Career Advice

Is Your State Of Mind Hurting Your Job Satisfaction?

Shawn Achor is teaching executives at a major investment bank in New York and workers at Adobe software in California to start their day with a little gratitude and praise. And he’s using the same techniques in his work and life.

“The very first thing they do is write down three things they’re grateful for,” said Achor, the author of The Happiness Advantage (subtitled: The Seven Principles of Positive Psychology That Fuel Success and Performance at Work). Their list stays on their desks, and they see it growing day by day, and their brains are scanning the world for the good in their work world. Once they raise their optimism, they increase their productivity too, he said.
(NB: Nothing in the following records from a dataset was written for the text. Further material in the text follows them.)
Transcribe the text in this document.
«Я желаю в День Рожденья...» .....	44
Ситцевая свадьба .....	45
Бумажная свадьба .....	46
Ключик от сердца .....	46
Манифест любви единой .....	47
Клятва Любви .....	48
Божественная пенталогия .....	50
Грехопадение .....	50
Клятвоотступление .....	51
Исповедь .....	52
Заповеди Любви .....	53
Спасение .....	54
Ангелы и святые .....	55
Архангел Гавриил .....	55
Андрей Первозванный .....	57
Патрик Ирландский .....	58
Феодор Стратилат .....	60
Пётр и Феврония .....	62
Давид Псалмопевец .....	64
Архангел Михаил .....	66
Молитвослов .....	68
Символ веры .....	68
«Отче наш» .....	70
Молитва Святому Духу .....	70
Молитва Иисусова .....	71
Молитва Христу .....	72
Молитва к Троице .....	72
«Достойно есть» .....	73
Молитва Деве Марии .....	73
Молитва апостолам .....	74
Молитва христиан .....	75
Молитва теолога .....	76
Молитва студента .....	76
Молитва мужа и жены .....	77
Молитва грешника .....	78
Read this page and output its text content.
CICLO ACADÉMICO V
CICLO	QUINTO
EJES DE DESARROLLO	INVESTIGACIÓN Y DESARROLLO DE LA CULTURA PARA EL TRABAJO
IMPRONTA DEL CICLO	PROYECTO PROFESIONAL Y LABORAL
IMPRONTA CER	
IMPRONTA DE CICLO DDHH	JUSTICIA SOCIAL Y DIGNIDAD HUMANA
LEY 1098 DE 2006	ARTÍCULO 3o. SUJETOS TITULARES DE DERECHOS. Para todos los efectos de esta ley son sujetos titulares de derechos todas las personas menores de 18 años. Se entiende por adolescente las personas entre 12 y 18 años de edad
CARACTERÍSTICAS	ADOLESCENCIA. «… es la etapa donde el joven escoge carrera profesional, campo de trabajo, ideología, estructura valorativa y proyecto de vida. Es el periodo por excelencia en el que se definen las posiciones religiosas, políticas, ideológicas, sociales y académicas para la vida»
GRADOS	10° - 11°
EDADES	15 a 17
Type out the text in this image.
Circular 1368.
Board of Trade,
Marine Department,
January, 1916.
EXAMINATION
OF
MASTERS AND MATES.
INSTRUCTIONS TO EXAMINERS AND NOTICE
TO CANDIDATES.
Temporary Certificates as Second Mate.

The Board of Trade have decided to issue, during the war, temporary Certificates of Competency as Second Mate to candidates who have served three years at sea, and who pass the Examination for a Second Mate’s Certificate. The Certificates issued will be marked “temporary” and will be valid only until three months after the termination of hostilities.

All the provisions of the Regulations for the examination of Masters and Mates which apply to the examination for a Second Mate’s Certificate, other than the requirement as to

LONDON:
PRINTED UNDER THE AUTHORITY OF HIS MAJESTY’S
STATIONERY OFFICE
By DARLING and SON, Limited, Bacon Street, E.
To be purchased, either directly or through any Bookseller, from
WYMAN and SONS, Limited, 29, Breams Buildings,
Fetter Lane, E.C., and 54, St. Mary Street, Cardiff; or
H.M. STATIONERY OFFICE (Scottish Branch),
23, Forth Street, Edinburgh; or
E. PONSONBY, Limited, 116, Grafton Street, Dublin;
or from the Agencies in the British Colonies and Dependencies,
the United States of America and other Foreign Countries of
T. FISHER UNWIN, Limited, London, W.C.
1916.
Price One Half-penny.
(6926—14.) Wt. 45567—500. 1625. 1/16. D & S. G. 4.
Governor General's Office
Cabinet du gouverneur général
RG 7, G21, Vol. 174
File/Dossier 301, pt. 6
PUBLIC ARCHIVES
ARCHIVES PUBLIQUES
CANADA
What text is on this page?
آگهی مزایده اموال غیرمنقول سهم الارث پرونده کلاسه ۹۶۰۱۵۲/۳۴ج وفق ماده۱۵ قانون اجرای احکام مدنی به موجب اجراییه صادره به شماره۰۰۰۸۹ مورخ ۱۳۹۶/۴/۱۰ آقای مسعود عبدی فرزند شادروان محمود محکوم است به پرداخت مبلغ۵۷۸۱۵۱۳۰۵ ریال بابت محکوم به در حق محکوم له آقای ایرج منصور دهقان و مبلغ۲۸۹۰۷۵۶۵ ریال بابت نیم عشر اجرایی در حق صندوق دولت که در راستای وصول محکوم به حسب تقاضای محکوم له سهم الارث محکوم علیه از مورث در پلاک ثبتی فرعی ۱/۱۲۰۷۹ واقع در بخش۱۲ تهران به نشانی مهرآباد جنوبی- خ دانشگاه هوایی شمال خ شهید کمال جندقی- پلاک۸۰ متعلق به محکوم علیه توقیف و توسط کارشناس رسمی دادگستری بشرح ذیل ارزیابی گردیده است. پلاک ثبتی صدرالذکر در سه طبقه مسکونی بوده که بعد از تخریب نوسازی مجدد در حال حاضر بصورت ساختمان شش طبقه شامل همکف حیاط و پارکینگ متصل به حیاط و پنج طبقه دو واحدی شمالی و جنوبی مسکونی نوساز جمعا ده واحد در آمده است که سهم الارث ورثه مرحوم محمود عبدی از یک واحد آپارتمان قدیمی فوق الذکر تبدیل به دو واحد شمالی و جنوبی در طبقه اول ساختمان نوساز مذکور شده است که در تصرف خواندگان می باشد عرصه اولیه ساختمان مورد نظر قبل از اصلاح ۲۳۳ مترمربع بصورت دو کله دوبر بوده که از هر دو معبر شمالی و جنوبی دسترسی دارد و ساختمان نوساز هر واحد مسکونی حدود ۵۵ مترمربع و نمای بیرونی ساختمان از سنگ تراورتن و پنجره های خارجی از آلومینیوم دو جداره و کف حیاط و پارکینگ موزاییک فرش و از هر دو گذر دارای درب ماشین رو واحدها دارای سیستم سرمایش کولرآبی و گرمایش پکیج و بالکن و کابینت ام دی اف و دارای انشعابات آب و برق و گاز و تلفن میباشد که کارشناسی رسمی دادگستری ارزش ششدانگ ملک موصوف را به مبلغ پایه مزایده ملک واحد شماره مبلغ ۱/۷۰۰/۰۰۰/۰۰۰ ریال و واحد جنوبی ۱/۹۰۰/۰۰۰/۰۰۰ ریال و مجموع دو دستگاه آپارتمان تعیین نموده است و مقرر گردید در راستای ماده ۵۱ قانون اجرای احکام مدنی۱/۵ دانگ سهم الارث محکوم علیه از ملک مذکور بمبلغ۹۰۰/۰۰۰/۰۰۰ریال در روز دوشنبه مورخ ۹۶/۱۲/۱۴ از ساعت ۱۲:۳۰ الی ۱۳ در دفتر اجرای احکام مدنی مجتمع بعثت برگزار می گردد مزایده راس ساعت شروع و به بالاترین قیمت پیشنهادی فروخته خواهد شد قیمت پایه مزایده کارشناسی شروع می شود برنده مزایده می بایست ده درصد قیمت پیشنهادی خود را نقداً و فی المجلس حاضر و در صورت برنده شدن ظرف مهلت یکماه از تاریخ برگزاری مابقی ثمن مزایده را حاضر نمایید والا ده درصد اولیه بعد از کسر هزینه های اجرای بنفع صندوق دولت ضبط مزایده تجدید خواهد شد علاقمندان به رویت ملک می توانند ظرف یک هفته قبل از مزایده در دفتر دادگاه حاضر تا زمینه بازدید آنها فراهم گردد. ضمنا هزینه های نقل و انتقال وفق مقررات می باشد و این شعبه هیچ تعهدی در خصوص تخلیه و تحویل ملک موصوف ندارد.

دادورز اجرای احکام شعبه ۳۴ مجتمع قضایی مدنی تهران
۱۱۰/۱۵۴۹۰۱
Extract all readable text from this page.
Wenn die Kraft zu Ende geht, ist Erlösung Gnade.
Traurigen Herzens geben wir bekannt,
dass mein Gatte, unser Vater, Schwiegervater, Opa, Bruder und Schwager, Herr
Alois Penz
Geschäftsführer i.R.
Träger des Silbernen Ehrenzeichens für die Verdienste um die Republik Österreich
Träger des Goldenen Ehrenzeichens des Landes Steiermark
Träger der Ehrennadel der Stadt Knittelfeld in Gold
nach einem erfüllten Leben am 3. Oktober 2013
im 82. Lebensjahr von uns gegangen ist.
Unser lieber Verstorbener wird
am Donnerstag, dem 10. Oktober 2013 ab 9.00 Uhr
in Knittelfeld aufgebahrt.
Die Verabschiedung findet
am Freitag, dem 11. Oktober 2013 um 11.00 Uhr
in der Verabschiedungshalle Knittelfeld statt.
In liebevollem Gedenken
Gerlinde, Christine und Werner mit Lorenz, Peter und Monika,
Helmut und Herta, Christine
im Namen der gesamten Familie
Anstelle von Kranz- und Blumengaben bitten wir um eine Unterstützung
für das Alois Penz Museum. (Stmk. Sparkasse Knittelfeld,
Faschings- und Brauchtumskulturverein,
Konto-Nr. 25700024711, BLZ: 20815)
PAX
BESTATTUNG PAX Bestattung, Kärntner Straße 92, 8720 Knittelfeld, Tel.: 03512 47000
Then when they first open their email inbox, before they start plowing through messages, they are expected to send one short – two sentence – email praising someone on their team, or among their family and friends.

They’re doing this partly because Achor has a book chock full of scientific studies and research that shows people who feel good about themselves and their situations are more productive and successful. The key point: Happiness leads to success, even though we’re taught the reverse.

“We have scientific evidence that links happiness to the bottom line. The greatest competitive advantage in the modern workplace is a positive and engaged workforce,” said Achor, a former Harvard University teaching fellow.

He uses a daily checklist of activities to assure his happiness and success and to charge his batteries. His list includes:

  • GRATITUDE.  He also writes down “three gratitudes” from daily life.
  • EXERCISE. He’s vigilant about scheduling in time to exercise, usually. Shawn uses tennis and weight lifting as his main forms of exercise. And he also plays guitar and writes in his journal as other regular forms of happiness exercises.
  • MEDITATE.  Five minutes of meditation serve as a short break from daily tasks. He would like to meditate longer, but says five minutes is the “lowest level at which we can get an impact.”  Often, his “aha moments” arrive afterward.

“I see so many people who research happiness who are not happy themselves,” he said. They work too hard, as he does sometimes as a consultant and entrepreneur. So Achor uses a whiteboard at home to track the happiness habits he’s building and to check them off day by day.

“When I do it, I find that my day is more positive…. Your brain realizes that you’re successful. You’re tackling these things. You’ve been successful in one domain and I bet you can be successful everywhere,” he said.

“Happiness is actually a precursor to a greater level of success,” Achor said. So on those days when you’re trying to work harder and faster, take time for a little joy and a little breath. If winter’s cold gray days seem to turn your happiness cold and grumpy, he suggests reminding yourself you have a comfortable home and a thick coat, which is much more than some others. “Focus on the warm boots, not the cold weather.”